The portfolio is assessed for diversification – how well spread the holdings are in these asset classes. But when portfolios are altered and reviewed, how can you ensure that client portfolios are really as diversified as we think?
What is diversification?
An easy analogy is ‘not putting all your eggs in one basket’. By investing in different types of investment we spread the risk so that if one particular investment (or one particular area of the marketplace, such as banking) falls suddenly, the entire portfolio is not affected.
The key though is remembering that diversification works effectively where the assets held are not well correlated to each other. For example, if there are two uncorrelated assets in a portfolio and one falls to zero, the other would be largely unaffected by the fall. So the assets may be in different geographical sectors of equity markets or different asset classes entirely.
Having two assets that are perfectly uncorrelated is highly unlikely in today’s global markets, but the aim would be to minimise the movement in the second asset if the first one fell in value. Diversifying helps to reduce the volatility in the portfolio, or the excitement, if you like.
What if I don’t believe in diversification? Some people believe that they can find the next Microsoft, put all their money on one share like that and make millions. That, however, is taking an enormous risk. It’s great if you can be 100 per cent certain that your one investment will sky-rocket, but frankly the probability is that it won’t.

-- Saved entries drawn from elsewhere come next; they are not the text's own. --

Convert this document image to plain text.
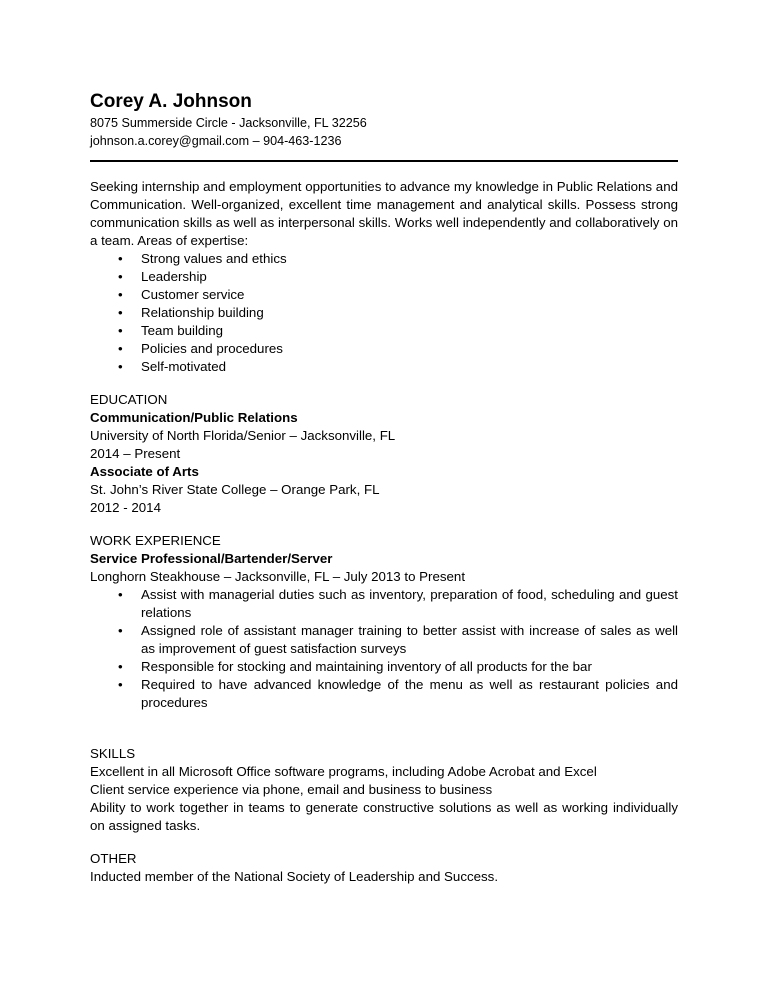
Corey A. Johnson
8075 Summerside Circle - Jacksonville, FL 32256
johnson.a.corey@gmail.com – 904-463-1236
Seeking internship and employment opportunities to advance my knowledge in Public Relations and Communication. Well-organized, excellent time management and analytical skills. Possess strong communication skills as well as interpersonal skills. Works well independently and collaboratively on a team. Areas of expertise:
• Strong values and ethics
• Leadership
• Customer service
• Relationship building
• Team building
• Policies and procedures
• Self-motivated
EDUCATION
Communication/Public Relations
University of North Florida/Senior – Jacksonville, FL
2014 – Present
Associate of Arts
St. John’s River State College – Orange Park, FL
2012 - 2014
WORK EXPERIENCE
Service Professional/Bartender/Server
Longhorn Steakhouse – Jacksonville, FL – July 2013 to Present
• Assist with managerial duties such as inventory, preparation of food, scheduling and guest relations
• Assigned role of assistant manager training to better assist with increase of sales as well as improvement of guest satisfaction surveys
• Responsible for stocking and maintaining inventory of all products for the bar
• Required to have advanced knowledge of the menu as well as restaurant policies and procedures
SKILLS
Excellent in all Microsoft Office software programs, including Adobe Acrobat and Excel
Client service experience via phone, email and business to business
Ability to work together in teams to generate constructive solutions as well as working individually on assigned tasks.
OTHER
Inducted member of the National Society of Leadership and Success.
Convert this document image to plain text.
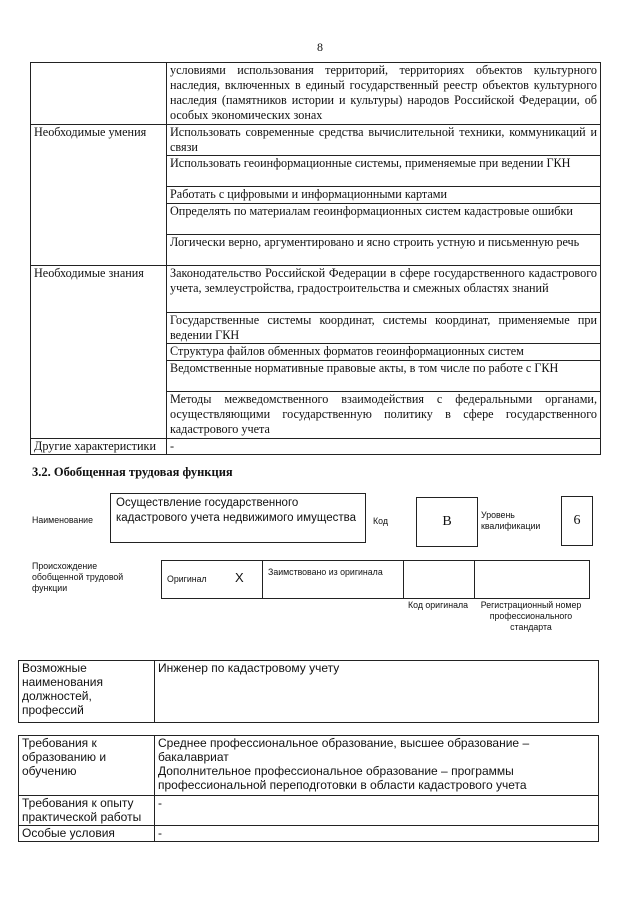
8
	условиями использования территорий, территориях объектов культурного наследия, включенных в единый государственный реестр объектов культурного наследия (памятников истории и культуры) народов Российской Федерации, об особых экономических зонах
Необходимые умения	Использовать современные средства вычислительной техники, коммуникаций и связи
	Использовать геоинформационные системы, применяемые при ведении ГКН
	Работать с цифровыми и информационными картами
	Определять по материалам геоинформационных систем кадастровые ошибки
	Логически верно, аргументировано и ясно строить устную и письменную речь
Необходимые знания	Законодательство Российской Федерации в сфере государственного кадастрового учета, землеустройства, градостроительства и смежных областях знаний
	Государственные системы координат, системы координат, применяемые при ведении ГКН
	Структура файлов обменных форматов геоинформационных систем
	Ведомственные нормативные правовые акты, в том числе по работе с ГКН
	Методы межведомственного взаимодействия с федеральными органами, осуществляющими государственную политику в сфере государственного кадастрового учета
Другие характеристики	-
3.2. Обобщенная трудовая функция
Наименование
Осуществление государственного кадастрового учета недвижимого имущества	Код	B	Уровень квалификации	6
Происхождение обобщенной трудовой функции
Оригинал X	Заимствовано из оригинала
Код оригинала	Регистрационный номер профессионального стандарта
Возможные наименования должностей, профессий	Инженер по кадастровому учету
Требования к образованию и обучению	Среднее профессиональное образование, высшее образование – бакалавриат
Дополнительное профессиональное образование – программы профессиональной переподготовки в области кадастрового учета

Требования к опыту практической работы	-
Особые условия	-
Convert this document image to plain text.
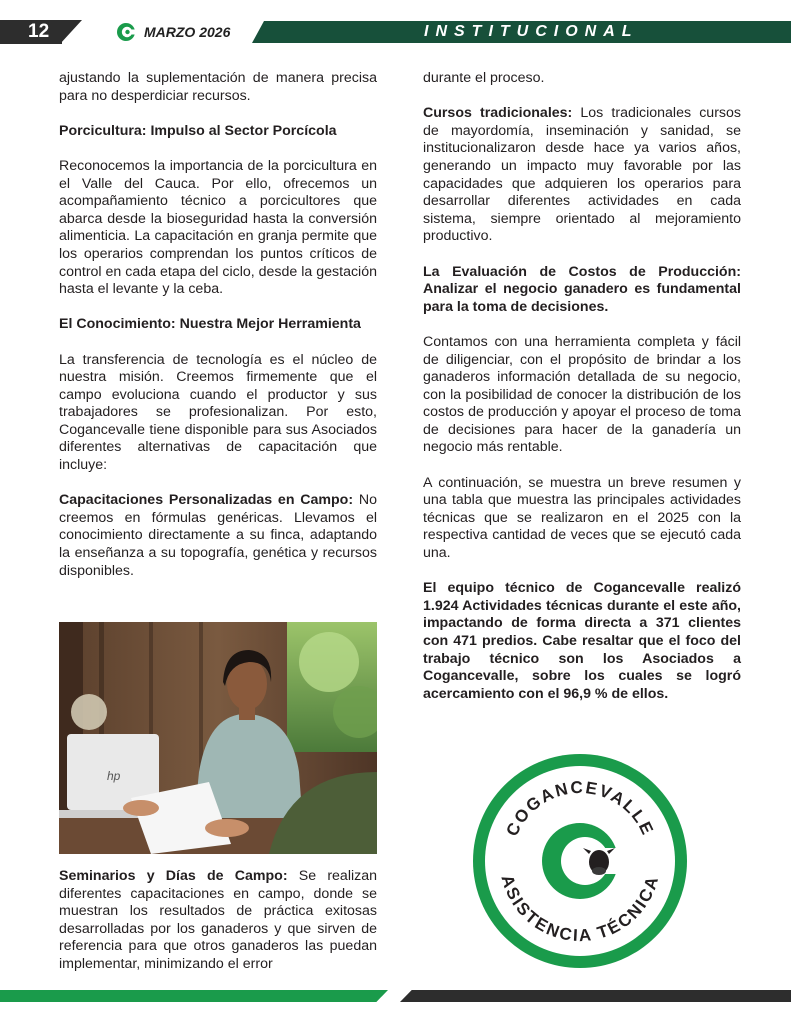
12	MARZO 2026	INSTITUCIONAL

ajustando la suplementación de manera precisa para no desperdiciar recursos.

Porcicultura: Impulso al Sector Porcícola

Reconocemos la importancia de la porcicultura en el Valle del Cauca. Por ello, ofrecemos un acompañamiento técnico a porcicultores que abarca desde la bioseguridad hasta la conversión alimenticia. La capacitación en granja permite que los operarios comprendan los puntos críticos de control en cada etapa del ciclo, desde la gestación hasta el levante y la ceba.

El Conocimiento: Nuestra Mejor Herramienta

La transferencia de tecnología es el núcleo de nuestra misión. Creemos firmemente que el campo evoluciona cuando el productor y sus trabajadores se profesionalizan. Por esto, Cogancevalle tiene disponible para sus Asociados diferentes alternativas de capacitación que incluye:

Capacitaciones Personalizadas en Campo: No creemos en fórmulas genéricas. Llevamos el conocimiento directamente a su finca, adaptando la enseñanza a su topografía, genética y recursos disponibles.

hp

Seminarios y Días de Campo: Se realizan diferentes capacitaciones en campo, donde se muestran los resultados de práctica exitosas desarrolladas por los ganaderos y que sirven de referencia para que otros ganaderos las puedan implementar, minimizando el error

durante el proceso.

Cursos tradicionales: Los tradicionales cursos de mayordomía, inseminación y sanidad, se institucionalizaron desde hace ya varios años, generando un impacto muy favorable por las capacidades que adquieren los operarios para desarrollar diferentes actividades en cada sistema, siempre orientado al mejoramiento productivo.

La Evaluación de Costos de Producción: Analizar el negocio ganadero es fundamental para la toma de decisiones.

Contamos con una herramienta completa y fácil de diligenciar, con el propósito de brindar a los ganaderos información detallada de su negocio, con la posibilidad de conocer la distribución de los costos de producción y apoyar el proceso de toma de decisiones para hacer de la ganadería un negocio más rentable.

A continuación, se muestra un breve resumen y una tabla que muestra las principales actividades técnicas que se realizaron en el 2025 con la respectiva cantidad de veces que se ejecutó cada una.

El equipo técnico de Cogancevalle realizó 1.924 Actividades técnicas durante el este año, impactando de forma directa a 371 clientes con 471 predios. Cabe resaltar que el foco del trabajo técnico son los Asociados a Cogancevalle, sobre los cuales se logró acercamiento con el 96,9 % de ellos.

COGANCEVALLE
ASISTENCIA TÉCNICA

In order to achieve something like this you always need to make the right investment decisions and at the right time. Historical evidence and plenty of research reveals that this approach has a pretty slim prospect of success.
So which assets are not well correlated (or uncorrelated)? Cash, bonds, equities and commercial property are the traditional discrete groups. However, there is some degree of correlation between each of them and the aim, remember, is to minimise that correlation.
Can we overdo diversification and make portfolios over-complex and higher in charges? Having more funds in similar sectors (often with an overlap of some of the underlying holdings) will result in ‘diworsification’, a term coined by Peter Lynch, ex-fund manager of Fidelity Magellan in his book “One Up Wall Street”. His suggestion was that a business that diversifies too widely risks destroying its original business because management time, energy and resources are diverted away from the original investment.
So buying too many assets with similar correlations will result in an averaging effect, thereby lowering potential returns and the chances of outperforming a benchmark. This is particularly relevant at the lower end of the risk scale. Similarly, seeking to reduce risk by spreading a large portfolio across multiple portfolio managers only reduces the effect of one of those managers making an error.